Pour le CEO de Hugging Face, Clément Delangue, l'open source pourrait éviter que l'IA ne « se retrouve entre les mains de quelques entreprises ». C'est une belle idée, excepté que rien dans l'histoire de l'IT ne vient la conforter. Oui, l'open source est devenu partie intégrante du développement de logiciels, mais personne ne peut donner un seul exemple où le logiciel libre a empêché ce marché de tomber entre les mains de « quelques entreprises ». Mais quid du cloud ? Il y a des années, j'ai écrit que le cloud était impossible sans l'open source, et je le pense toujours. Mais dans le domaine de l'infrastructure cloud, les grands gagnants se comptent sur les doigts d'une main. On peut dire la même chose de catégories comme le SaaS et d'autres encore. Moralité, si l'open source peut engendrer de grands marchés, il ne permet pas d'en tirer des bénéfices généralisés, parce qu'en fin de compte, les entreprises comme les particuliers paient pour qu'un acteur supprime la complexité du choix. Par définition, il ne peut donc y avoir que quelques « acteurs » sur un marché donné.

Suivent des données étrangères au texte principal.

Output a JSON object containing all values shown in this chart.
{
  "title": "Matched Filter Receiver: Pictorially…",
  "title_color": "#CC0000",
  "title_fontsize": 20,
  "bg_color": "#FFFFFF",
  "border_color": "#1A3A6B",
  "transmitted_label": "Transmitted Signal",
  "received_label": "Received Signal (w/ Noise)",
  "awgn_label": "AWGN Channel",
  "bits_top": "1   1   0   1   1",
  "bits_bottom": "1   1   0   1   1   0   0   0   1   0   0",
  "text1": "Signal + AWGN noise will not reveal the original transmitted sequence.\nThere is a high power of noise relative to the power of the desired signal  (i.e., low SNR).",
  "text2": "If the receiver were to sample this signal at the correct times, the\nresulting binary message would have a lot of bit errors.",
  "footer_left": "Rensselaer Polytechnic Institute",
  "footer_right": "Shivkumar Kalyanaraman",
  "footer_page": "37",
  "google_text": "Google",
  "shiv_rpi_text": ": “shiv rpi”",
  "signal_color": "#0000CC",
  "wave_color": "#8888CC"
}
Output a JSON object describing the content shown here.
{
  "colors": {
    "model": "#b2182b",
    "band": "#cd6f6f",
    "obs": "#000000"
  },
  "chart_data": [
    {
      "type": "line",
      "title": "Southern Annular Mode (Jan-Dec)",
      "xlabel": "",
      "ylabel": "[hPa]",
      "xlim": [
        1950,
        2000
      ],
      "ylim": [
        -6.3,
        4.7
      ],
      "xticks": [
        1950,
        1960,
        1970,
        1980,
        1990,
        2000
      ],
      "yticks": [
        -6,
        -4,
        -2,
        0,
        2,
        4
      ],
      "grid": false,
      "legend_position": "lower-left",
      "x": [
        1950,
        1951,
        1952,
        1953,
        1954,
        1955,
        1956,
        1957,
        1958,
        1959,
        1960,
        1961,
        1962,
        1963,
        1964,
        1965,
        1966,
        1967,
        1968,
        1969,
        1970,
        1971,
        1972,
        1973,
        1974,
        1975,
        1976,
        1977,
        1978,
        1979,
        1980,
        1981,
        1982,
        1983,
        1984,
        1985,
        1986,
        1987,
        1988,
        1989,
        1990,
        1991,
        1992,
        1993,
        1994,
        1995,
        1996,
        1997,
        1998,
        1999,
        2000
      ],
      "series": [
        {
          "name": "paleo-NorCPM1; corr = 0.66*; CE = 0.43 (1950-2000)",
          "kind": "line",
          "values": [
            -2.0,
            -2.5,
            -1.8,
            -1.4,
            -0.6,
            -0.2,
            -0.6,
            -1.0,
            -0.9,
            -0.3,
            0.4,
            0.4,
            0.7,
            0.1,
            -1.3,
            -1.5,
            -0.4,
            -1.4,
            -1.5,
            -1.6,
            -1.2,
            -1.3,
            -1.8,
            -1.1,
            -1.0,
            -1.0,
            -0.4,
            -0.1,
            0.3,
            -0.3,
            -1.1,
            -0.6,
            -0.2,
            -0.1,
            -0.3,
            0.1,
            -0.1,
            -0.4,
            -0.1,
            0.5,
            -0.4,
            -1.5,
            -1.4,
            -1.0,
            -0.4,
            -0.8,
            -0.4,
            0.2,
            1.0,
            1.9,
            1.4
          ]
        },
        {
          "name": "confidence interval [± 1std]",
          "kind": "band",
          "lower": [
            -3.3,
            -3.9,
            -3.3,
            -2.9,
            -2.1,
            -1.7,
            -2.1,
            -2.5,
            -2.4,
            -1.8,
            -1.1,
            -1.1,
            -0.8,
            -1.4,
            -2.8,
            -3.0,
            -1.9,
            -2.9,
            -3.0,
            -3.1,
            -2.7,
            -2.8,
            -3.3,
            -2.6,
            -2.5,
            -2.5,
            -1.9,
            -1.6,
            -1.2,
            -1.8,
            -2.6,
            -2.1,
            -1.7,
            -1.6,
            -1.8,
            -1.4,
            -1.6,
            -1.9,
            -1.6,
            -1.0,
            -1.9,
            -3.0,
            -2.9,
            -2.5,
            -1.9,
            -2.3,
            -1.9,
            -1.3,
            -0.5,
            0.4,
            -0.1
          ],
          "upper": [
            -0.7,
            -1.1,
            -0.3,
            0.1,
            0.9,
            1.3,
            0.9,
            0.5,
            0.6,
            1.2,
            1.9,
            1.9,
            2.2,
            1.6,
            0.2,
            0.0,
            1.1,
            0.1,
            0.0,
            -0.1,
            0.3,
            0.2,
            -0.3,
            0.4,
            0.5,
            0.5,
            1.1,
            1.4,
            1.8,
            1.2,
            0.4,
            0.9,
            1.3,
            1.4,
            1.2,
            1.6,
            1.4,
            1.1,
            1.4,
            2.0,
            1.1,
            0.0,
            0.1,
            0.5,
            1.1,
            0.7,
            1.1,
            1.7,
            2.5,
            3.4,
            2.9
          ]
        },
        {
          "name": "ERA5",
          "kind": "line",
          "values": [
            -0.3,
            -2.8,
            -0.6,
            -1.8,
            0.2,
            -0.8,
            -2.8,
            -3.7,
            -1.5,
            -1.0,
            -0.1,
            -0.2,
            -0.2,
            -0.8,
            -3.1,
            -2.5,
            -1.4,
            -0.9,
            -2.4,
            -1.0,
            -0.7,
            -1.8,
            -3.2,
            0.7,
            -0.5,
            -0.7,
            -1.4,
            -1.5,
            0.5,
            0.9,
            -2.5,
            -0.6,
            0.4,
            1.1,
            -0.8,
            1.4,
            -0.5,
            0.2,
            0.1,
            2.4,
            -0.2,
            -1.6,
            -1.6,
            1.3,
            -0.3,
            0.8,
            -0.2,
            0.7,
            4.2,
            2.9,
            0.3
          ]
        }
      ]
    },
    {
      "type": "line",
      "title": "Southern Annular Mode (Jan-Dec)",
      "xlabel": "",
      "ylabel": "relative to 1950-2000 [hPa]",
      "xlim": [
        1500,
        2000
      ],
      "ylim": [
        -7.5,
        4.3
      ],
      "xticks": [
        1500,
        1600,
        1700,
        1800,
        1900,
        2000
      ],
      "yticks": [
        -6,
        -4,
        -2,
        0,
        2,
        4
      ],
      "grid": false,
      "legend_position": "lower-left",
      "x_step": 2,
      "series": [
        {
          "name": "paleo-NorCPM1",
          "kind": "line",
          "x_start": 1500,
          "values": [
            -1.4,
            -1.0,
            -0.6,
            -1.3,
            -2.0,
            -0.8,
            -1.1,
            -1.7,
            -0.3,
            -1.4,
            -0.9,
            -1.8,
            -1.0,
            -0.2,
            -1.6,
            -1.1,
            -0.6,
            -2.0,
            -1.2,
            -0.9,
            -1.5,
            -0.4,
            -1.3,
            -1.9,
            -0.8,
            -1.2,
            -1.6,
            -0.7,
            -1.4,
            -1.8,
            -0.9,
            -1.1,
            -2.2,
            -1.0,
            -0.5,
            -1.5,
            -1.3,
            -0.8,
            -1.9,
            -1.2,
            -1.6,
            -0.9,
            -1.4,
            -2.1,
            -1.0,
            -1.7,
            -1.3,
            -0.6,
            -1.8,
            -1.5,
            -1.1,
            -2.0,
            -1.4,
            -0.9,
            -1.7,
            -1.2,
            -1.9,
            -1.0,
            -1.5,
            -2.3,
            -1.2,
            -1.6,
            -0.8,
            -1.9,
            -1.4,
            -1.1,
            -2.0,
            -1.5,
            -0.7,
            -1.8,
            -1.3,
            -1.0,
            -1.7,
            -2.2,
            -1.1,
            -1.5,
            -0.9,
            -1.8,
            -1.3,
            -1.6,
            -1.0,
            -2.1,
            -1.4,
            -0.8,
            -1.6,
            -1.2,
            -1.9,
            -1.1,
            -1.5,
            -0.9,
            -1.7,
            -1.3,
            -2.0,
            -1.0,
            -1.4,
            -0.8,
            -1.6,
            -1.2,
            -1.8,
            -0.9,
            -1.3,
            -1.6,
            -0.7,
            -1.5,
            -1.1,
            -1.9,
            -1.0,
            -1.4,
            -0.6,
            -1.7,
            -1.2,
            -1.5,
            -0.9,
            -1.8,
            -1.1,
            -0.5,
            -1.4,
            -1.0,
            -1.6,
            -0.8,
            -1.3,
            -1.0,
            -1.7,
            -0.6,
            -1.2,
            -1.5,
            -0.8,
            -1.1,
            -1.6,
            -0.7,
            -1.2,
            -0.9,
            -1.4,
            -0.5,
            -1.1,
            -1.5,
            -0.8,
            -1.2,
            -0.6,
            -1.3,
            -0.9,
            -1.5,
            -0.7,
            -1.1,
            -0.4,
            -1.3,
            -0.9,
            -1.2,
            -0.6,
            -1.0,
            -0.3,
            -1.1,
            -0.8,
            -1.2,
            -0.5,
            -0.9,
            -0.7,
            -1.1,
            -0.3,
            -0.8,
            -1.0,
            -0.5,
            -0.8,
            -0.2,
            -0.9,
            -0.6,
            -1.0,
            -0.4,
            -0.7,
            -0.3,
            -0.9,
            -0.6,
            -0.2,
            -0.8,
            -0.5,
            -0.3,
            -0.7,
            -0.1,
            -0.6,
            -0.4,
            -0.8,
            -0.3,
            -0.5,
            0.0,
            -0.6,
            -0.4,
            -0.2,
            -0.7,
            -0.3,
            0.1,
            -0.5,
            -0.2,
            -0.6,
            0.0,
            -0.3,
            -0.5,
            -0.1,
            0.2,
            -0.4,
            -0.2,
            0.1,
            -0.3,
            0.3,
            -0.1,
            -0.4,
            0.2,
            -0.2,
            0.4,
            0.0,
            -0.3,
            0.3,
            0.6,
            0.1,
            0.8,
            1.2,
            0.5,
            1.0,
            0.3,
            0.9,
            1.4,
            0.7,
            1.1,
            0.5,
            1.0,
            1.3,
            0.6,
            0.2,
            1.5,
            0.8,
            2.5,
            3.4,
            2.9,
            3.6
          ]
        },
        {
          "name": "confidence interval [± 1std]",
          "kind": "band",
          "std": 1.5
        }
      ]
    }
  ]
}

L'activation de l'open source

Clément Delangue a aussi déclaré que « l'open source pouvait créer plus de concurrence, donner à davantage d'organisations et d'entreprises le pouvoir de construire de l'IA et un système propre qu'elles contrôlent, afin de ne pas dépendre uniquement des grandes entreprises de technologie ». Il a peut-être raison de dire que l'open source crée plus d'opportunités de développement pour plus d'entreprises, mais il a totalement tort de dire que les gens ne finiront pas par dépendre des grandes entreprises technologiques. Je ne dis pas cela parce que je voudrais qu'il en soit ainsi, mais parce que c'est bien cela qui se passe dans les faits. Reprenons encore une fois l'exemple du cloud. Il montre que l'abondance de logiciels libres n'a pas eu pour effet de disperser le marché du cloud. Au contraire, elle l'a concentré. Face à l'offre étendue de logiciels open source, les entreprises ont eu besoin de fournisseurs spécialisés dans le cloud pour s'y retrouver. Les entreprises ne se sont pas non plus vraiment souciées de la provenance de ce code open source. Après tout, jusqu'à présent, le plus grand gagnant du cloud (Amazon Web Services) a été le plus petit contributeur à l'open source, relativement parlant. Cette situation a changé ces dernières années, puisque AWS a contribué à un grand nombre de projets, de Postgres à OpenTelemetry en passant par Linux. Mon propos n'est pas de critiquer la société. Loin de là. Après tout, elle a fait ce que voulaient les clients : rendre tout cet open-source facilement consommable par les entreprises, quelle que soit sa provenance. Certes, on peut souhaiter que l'IA échappe à ce modèle, mais il est difficile d'imaginer comment cela soit possible.

Les gagnants de l'IA

Comme le fait remarquer Richard Waters dans le Financial Times, « le plus grand défi d'OpenAI est l'absence de protection autour de son activité et la concurrence intense à laquelle elle est confrontée ». Cette dernière ne vient pas de l'open source, mais d'autres entreprises bien capitalisées, comme Microsoft, Meta et Google. Aujourd'hui, l'un des principaux problèmes de l'IA est la lourdeur des tâches imposées à l'utilisateur. Les utilisateurs ne veulent pas ou n'ont pas besoin de multiples options basées sur l'open source. Ils ont plutôt besoin que quelqu'un simplifie l'IA. La question de savoir qui offrira cette simplicité reste ouverte, mais la réponse ne sera pas « un grand nombre d'éditeurs de logiciels libres », car, par définition, cela ne ferait qu'exacerber la complexité que les clients souhaitent voir disparaître. Oui, il faut être reconnaissant à l'égard de l'open source et de son impact sur l'IA, tout comme il faut l'être vis à vis de son impact sur le cloud et d'autres avancées technologiques. Mais l'open source ne va pas démocratiser l'IA plus qu'elle ne l'a fait pour n'importe quel autre marché. En fin de compte, ce qui intéresse les clients et ce pour quoi ils sont prêts à payer, c'est la commodité et la simplicité. Je crois toujours ce que j'ai écrit en 2009 : « Personne ne s'intéresse à Google parce qu'il utilise PHP, Java ou autre. Personne ne se préoccupe du logiciel sous-jacent ; en tout cas, pas ses utilisateurs ».